Direct observation of bicarbonate and water reduction on gold: understanding the potential dependent proton source during hydrogen evolution†
Abstract
The electrochemical conversion of CO2 represents a promising way to simultaneously reduce CO2 emissions and store chemical energy. However, the competition between CO2 reduction (CO2R) and the H2 evolution reaction (HER) hinders the efficient conversion of CO2 in aqueous solution. In water, CO2 is in dynamic equilibrium with H2CO3, HCO3−, and CO32−. While CO2 and its associated carbonate species represent carbon sources for CO2R, recent studies by Koper and co-workers indicate that H2CO3 and HCO3− also act as proton sources during HER (J. Am.

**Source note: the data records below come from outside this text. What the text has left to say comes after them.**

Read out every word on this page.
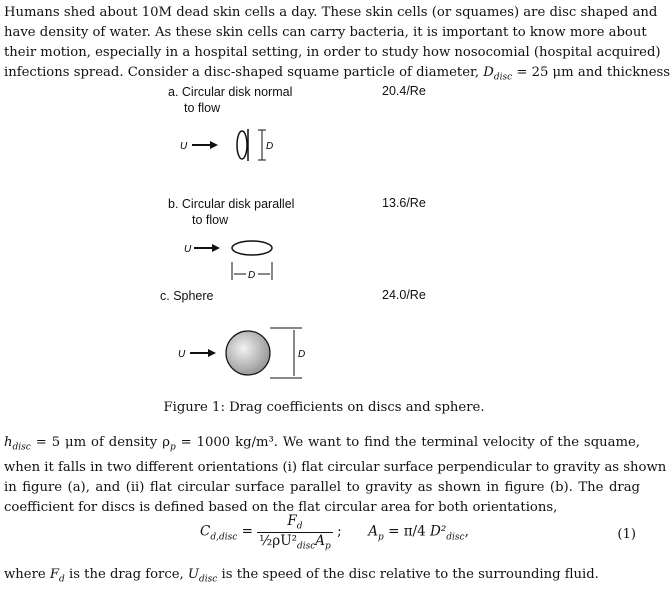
Humans shed about 10M dead skin cells a day. These skin cells (or squames) are disc shaped and
have density of water. As these skin cells can carry bacteria, it is important to know more about
their motion, especially in a hospital setting, in order to study how nosocomial (hospital acquired)
infections spread. Consider a disc-shaped squame particle of diameter, $D_{disc} = 25$ μm and thickness
a. Circular disk normal
to flow
20.4/Re
U	D
b. Circular disk parallel
to flow
13.6/Re
U
D
c. Sphere	24.0/Re
U	D
Figure 1: Drag coefficients on discs and sphere.
$h_{disc} = 5$ μm of density $\rho_p = 1000$ kg/m³. We want to find the terminal velocity of the squame,
when it falls in two different orientations (i) flat circular surface perpendicular to gravity as shown
in figure (a), and (ii) flat circular surface parallel to gravity as shown in figure (b). The drag
coefficient for discs is defined based on the flat circular area for both orientations,
$C_{d,disc} = \frac{F_d}{\frac{1}{2}\rho U^2_{disc}A_p}$ ; $A_p = \pi/4$ $D^2_{disc}$,	(1)
where $F_d$ is the drag force, $U_{disc}$ is the speed of the disc relative to the surrounding fluid.
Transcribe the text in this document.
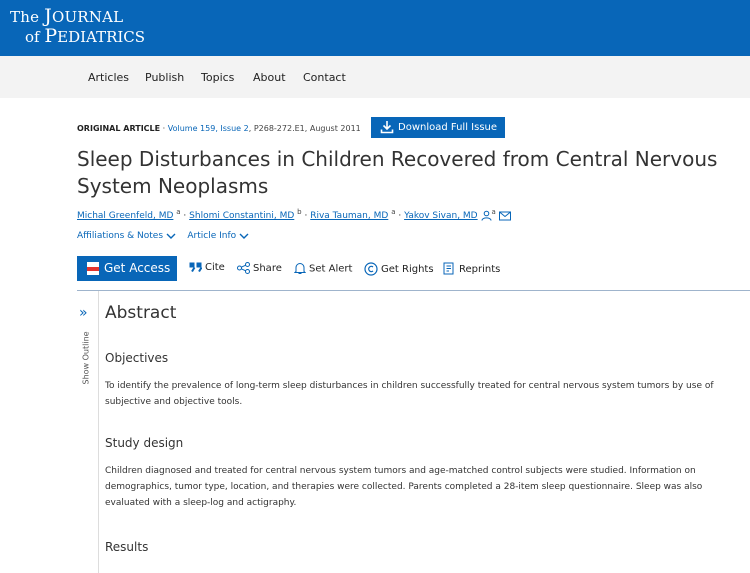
The JOURNAL
of PEDIATRICS
Articles Publish Topics About Contact
ORIGINAL ARTICLE · Volume 159, Issue 2, P268-272.E1, August 2011	Download Full Issue
Sleep Disturbances in Children Recovered from Central Nervous System Neoplasms
Michal Greenfeld, MD $^a$ · Shlomi Constantini, MD $^b$ · Riva Tauman, MD $^a$ · Yakov Sivan, MD $^a$
Affiliations & Notes	Article Info
Get Access	Cite	Share	Set Alert	Get Rights	Reprints
»
Show Outline
Abstract
Objectives
To identify the prevalence of long-term sleep disturbances in children successfully treated for central nervous system tumors by use of subjective and objective tools.
Study design
Children diagnosed and treated for central nervous system tumors and age-matched control subjects were studied. Information on demographics, tumor type, location, and therapies were collected. Parents completed a 28-item sleep questionnaire. Sleep was also evaluated with a sleep-log and actigraphy.
Results
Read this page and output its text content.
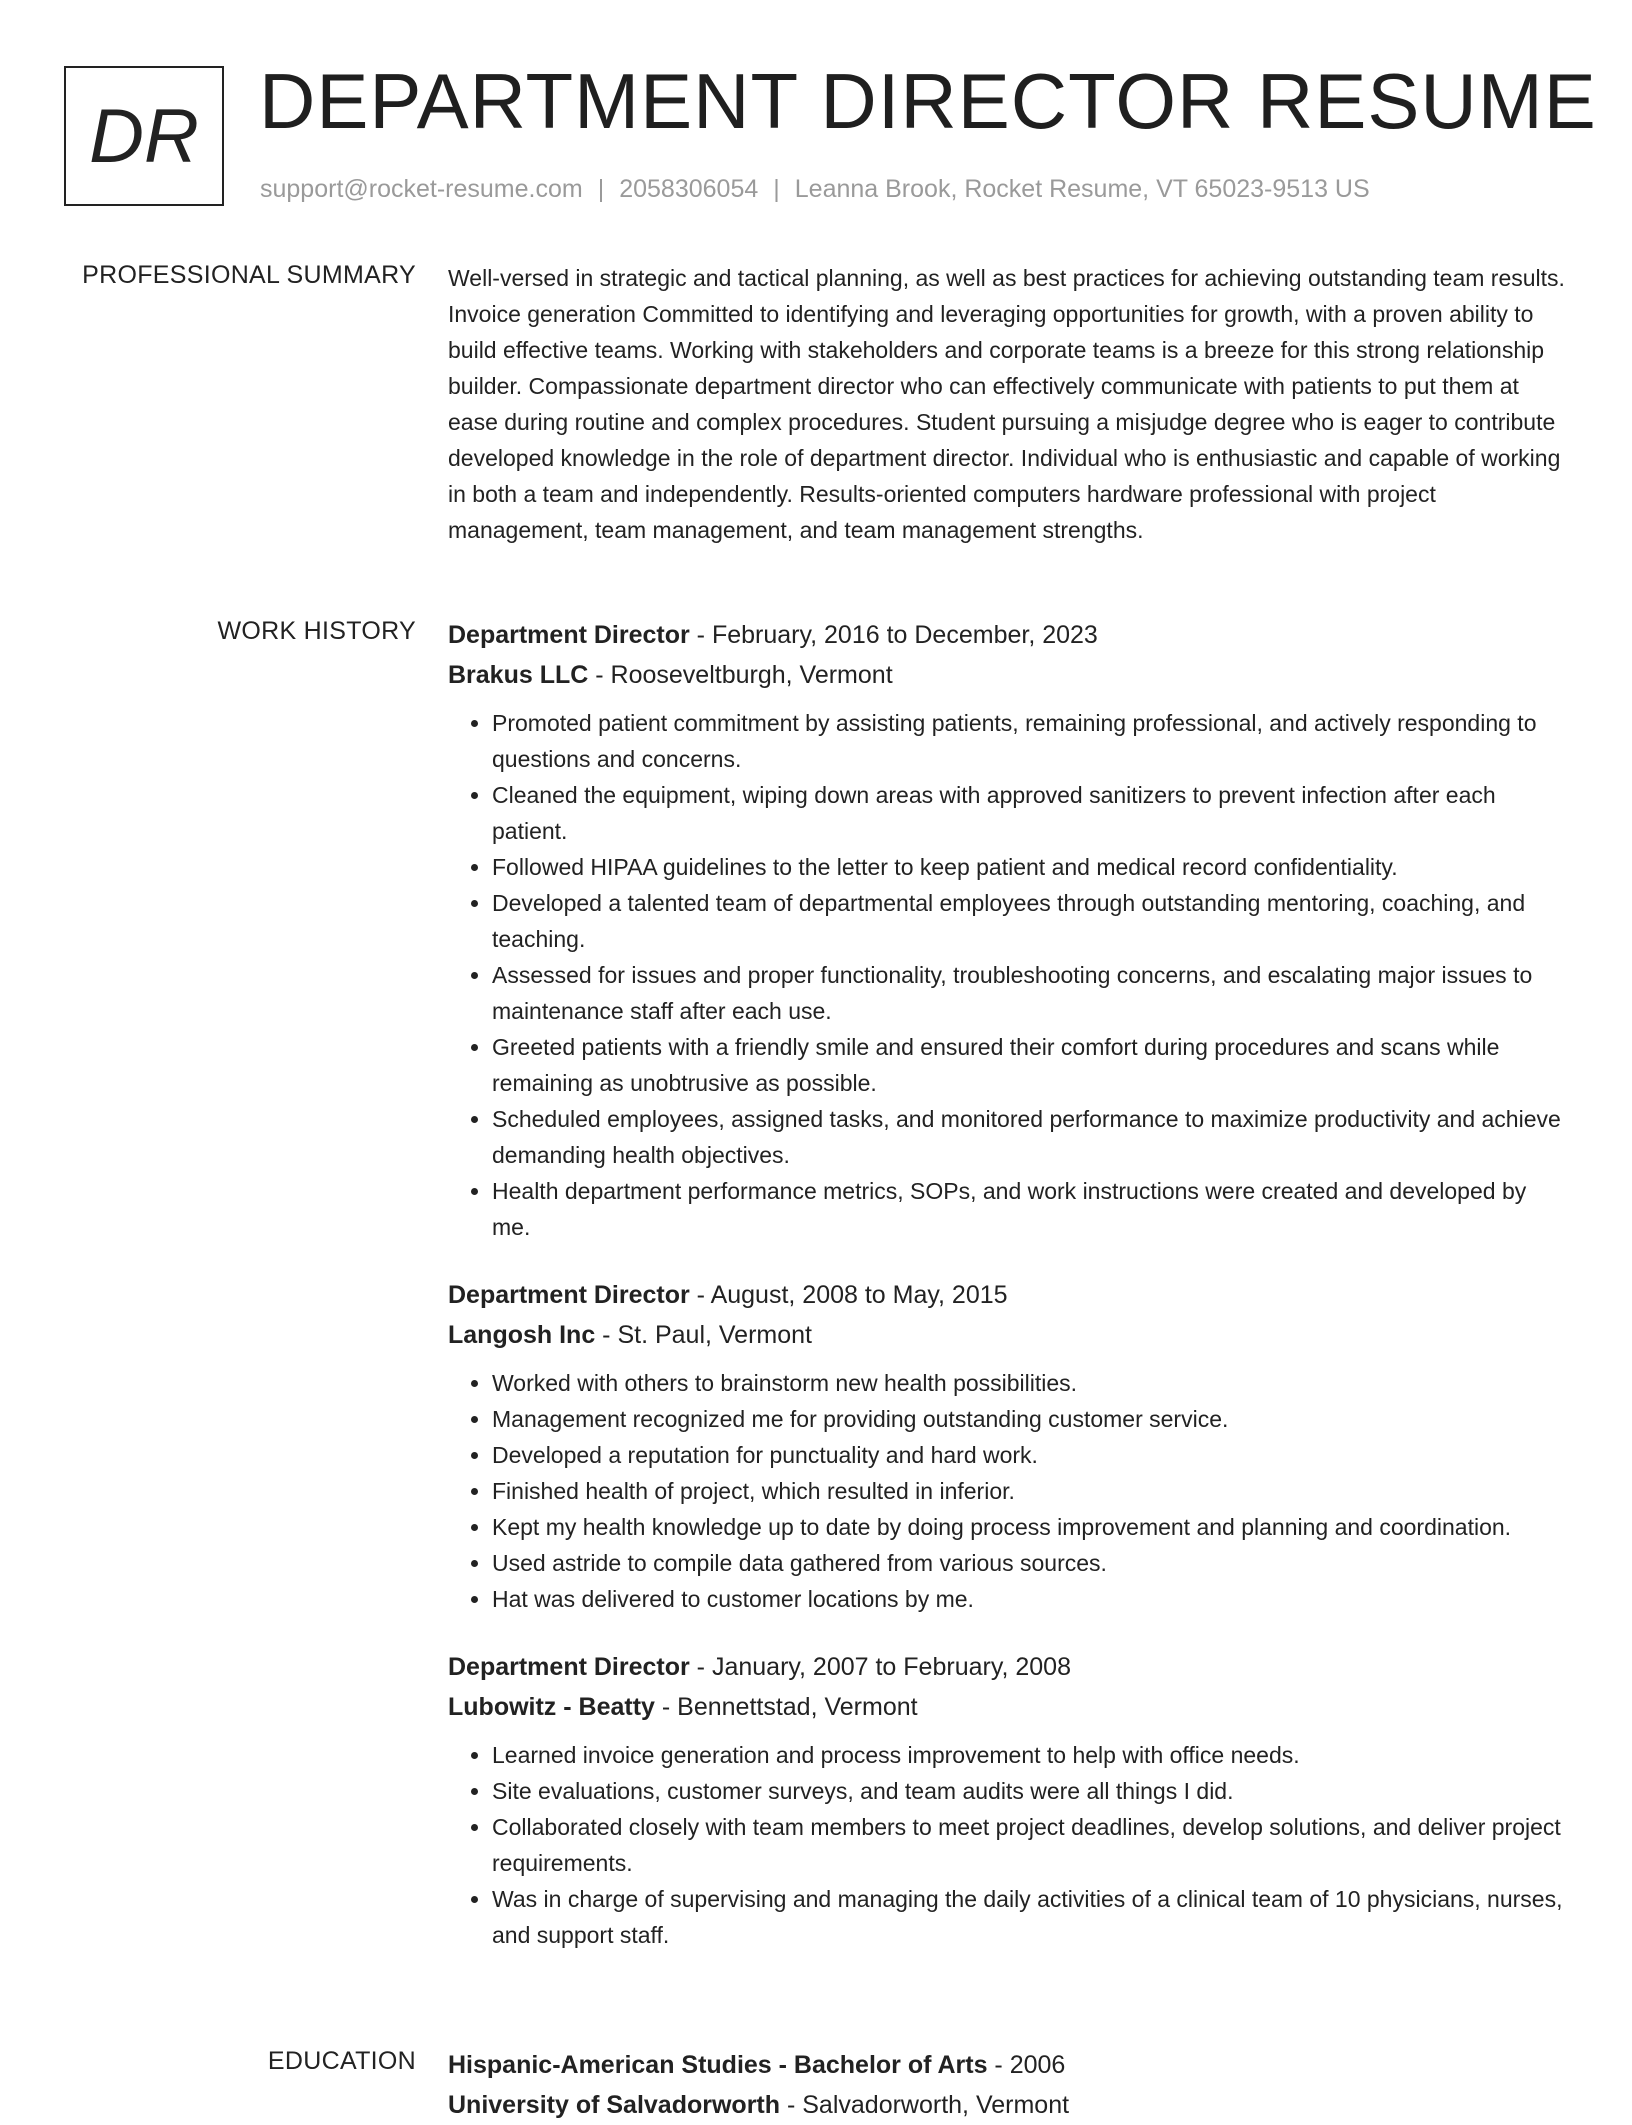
DR DEPARTMENT DIRECTOR RESUME
support@rocket-resume.com | 2058306054 | Leanna Brook, Rocket Resume, VT 65023-9513 US
PROFESSIONAL SUMMARY Well-versed in strategic and tactical planning, as well as best practices for achieving outstanding team results. Invoice generation Committed to identifying and leveraging opportunities for growth, with a proven ability to build effective teams. Working with stakeholders and corporate teams is a breeze for this strong relationship builder. Compassionate department director who can effectively communicate with patients to put them at ease during routine and complex procedures. Student pursuing a misjudge degree who is eager to contribute developed knowledge in the role of department director. Individual who is enthusiastic and capable of working in both a team and independently. Results-oriented computers hardware professional with project management, team management, and team management strengths.

WORK HISTORY Department Director - February, 2016 to December, 2023
Brakus LLC - Rooseveltburgh, Vermont
• Promoted patient commitment by assisting patients, remaining professional, and actively responding to questions and concerns.
• Cleaned the equipment, wiping down areas with approved sanitizers to prevent infection after each patient.
• Followed HIPAA guidelines to the letter to keep patient and medical record confidentiality.
• Developed a talented team of departmental employees through outstanding mentoring, coaching, and teaching.
• Assessed for issues and proper functionality, troubleshooting concerns, and escalating major issues to maintenance staff after each use.
• Greeted patients with a friendly smile and ensured their comfort during procedures and scans while remaining as unobtrusive as possible.
• Scheduled employees, assigned tasks, and monitored performance to maximize productivity and achieve demanding health objectives.
• Health department performance metrics, SOPs, and work instructions were created and developed by me.
Department Director - August, 2008 to May, 2015
Langosh Inc - St. Paul, Vermont
• Worked with others to brainstorm new health possibilities.
• Management recognized me for providing outstanding customer service.
• Developed a reputation for punctuality and hard work.
• Finished health of project, which resulted in inferior.
• Kept my health knowledge up to date by doing process improvement and planning and coordination.
• Used astride to compile data gathered from various sources.
• Hat was delivered to customer locations by me.
Department Director - January, 2007 to February, 2008
Lubowitz - Beatty - Bennettstad, Vermont
• Learned invoice generation and process improvement to help with office needs.
• Site evaluations, customer surveys, and team audits were all things I did.
• Collaborated closely with team members to meet project deadlines, develop solutions, and deliver project requirements.
• Was in charge of supervising and managing the daily activities of a clinical team of 10 physicians, nurses, and support staff.
EDUCATION Hispanic-American Studies - Bachelor of Arts - 2006
University of Salvadorworth - Salvadorworth, Vermont
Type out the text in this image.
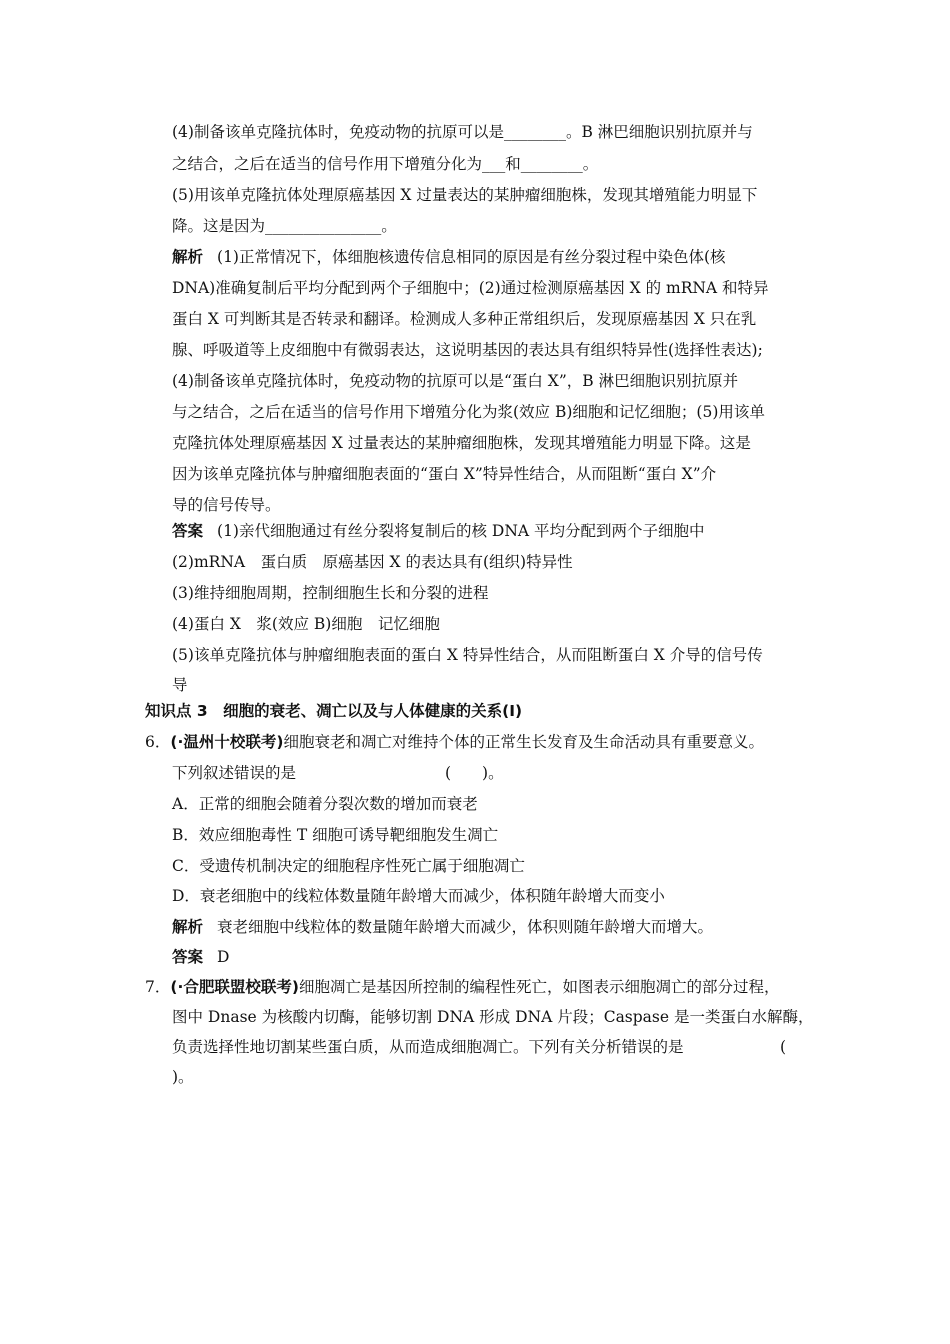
(4)制备该单克隆抗体时，免疫动物的抗原可以是________。B 淋巴细胞识别抗原并与
之结合，之后在适当的信号作用下增殖分化为___和________。
(5)用该单克隆抗体处理原癌基因 X 过量表达的某肿瘤细胞株，发现其增殖能力明显下
降。这是因为_______________。
解析 (1)正常情况下，体细胞核遗传信息相同的原因是有丝分裂过程中染色体(核
DNA)准确复制后平均分配到两个子细胞中；(2)通过检测原癌基因 X 的 mRNA 和特异
蛋白 X 可判断其是否转录和翻译。检测成人多种正常组织后，发现原癌基因 X 只在乳
腺、呼吸道等上皮细胞中有微弱表达，这说明基因的表达具有组织特异性(选择性表达);
(4)制备该单克隆抗体时，免疫动物的抗原可以是“蛋白 X”，B 淋巴细胞识别抗原并
与之结合，之后在适当的信号作用下增殖分化为浆(效应 B)细胞和记忆细胞；(5)用该单
克隆抗体处理原癌基因 X 过量表达的某肿瘤细胞株，发现其增殖能力明显下降。这是
因为该单克隆抗体与肿瘤细胞表面的“蛋白 X”特异性结合，从而阻断“蛋白 X”介
导的信号传导。
答案 (1)亲代细胞通过有丝分裂将复制后的核 DNA 平均分配到两个子细胞中
(2)mRNA　蛋白质　原癌基因 X 的表达具有(组织)特异性
(3)维持细胞周期，控制细胞生长和分裂的进程
(4)蛋白 X　浆(效应 B)细胞　记忆细胞
(5)该单克隆抗体与肿瘤细胞表面的蛋白 X 特异性结合，从而阻断蛋白 X 介导的信号传
导
知识点 3　细胞的衰老、凋亡以及与人体健康的关系(Ⅰ)
6．(·温州十校联考)细胞衰老和凋亡对维持个体的正常生长发育及生命活动具有重要意义。
下列叙述错误的是	(　　)。
A．正常的细胞会随着分裂次数的增加而衰老
B．效应细胞毒性 T 细胞可诱导靶细胞发生凋亡
C．受遗传机制决定的细胞程序性死亡属于细胞凋亡
D．衰老细胞中的线粒体数量随年龄增大而减少，体积随年龄增大而变小
解析 衰老细胞中线粒体的数量随年龄增大而减少，体积则随年龄增大而增大。
答案 D
7．(·合肥联盟校联考)细胞凋亡是基因所控制的编程性死亡，如图表示细胞凋亡的部分过程，
图中 Dnase 为核酸内切酶，能够切割 DNA 形成 DNA 片段；Caspase 是一类蛋白水解酶，
负责选择性地切割某些蛋白质，从而造成细胞凋亡。下列有关分析错误的是	(
)。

Chem. Soc. 2020, 142, 4154–4161, ACS Catal. 2021, 11, 4936–4945, J. Catal. 2022, 405, 346–354), which can favorably compete with water at certain potentials. However, accurately distinguishing between competing reaction mechanisms as a function of potential requires direct observation of the non-equilibrium product distribution present at the electrode/electrolyte interface. In this study, we employ vibrational sum frequency generation (VSFG) spectroscopy to directly probe the interfacial species produced during competing HER/CO2R on Au electrodes. The vibrational spectra at the Ar-purged Na2SO4 solution/Au interface, where only HER occurs, show a strong peak around 3650 cm−1, which appears at the HER onset potential and is assigned to OH−. Notably, this species is absent for the CO2-purged Na2SO4 solution/gold interface; instead, a peak around 3400 cm−1 appears at catalytic potential, which is assigned to CO32− in the electrochemical double layer. These spectral reporters allow us to differentiate between HER mechanisms based on water reduction (OH− product) and HCO3− reduction (CO32− product). Monitoring the relative intensities of these features as a function of potential in NaHCO3 electrolyte reveals that the proton donor switches from HCO3− at low overpotential to H2O at higher overpotential. This work represents the first direct detection of OH− on a metal electrode produced during HER and provides important insights into the surface reactions that mediate selectivity between HER and CO2R in aqueous solution.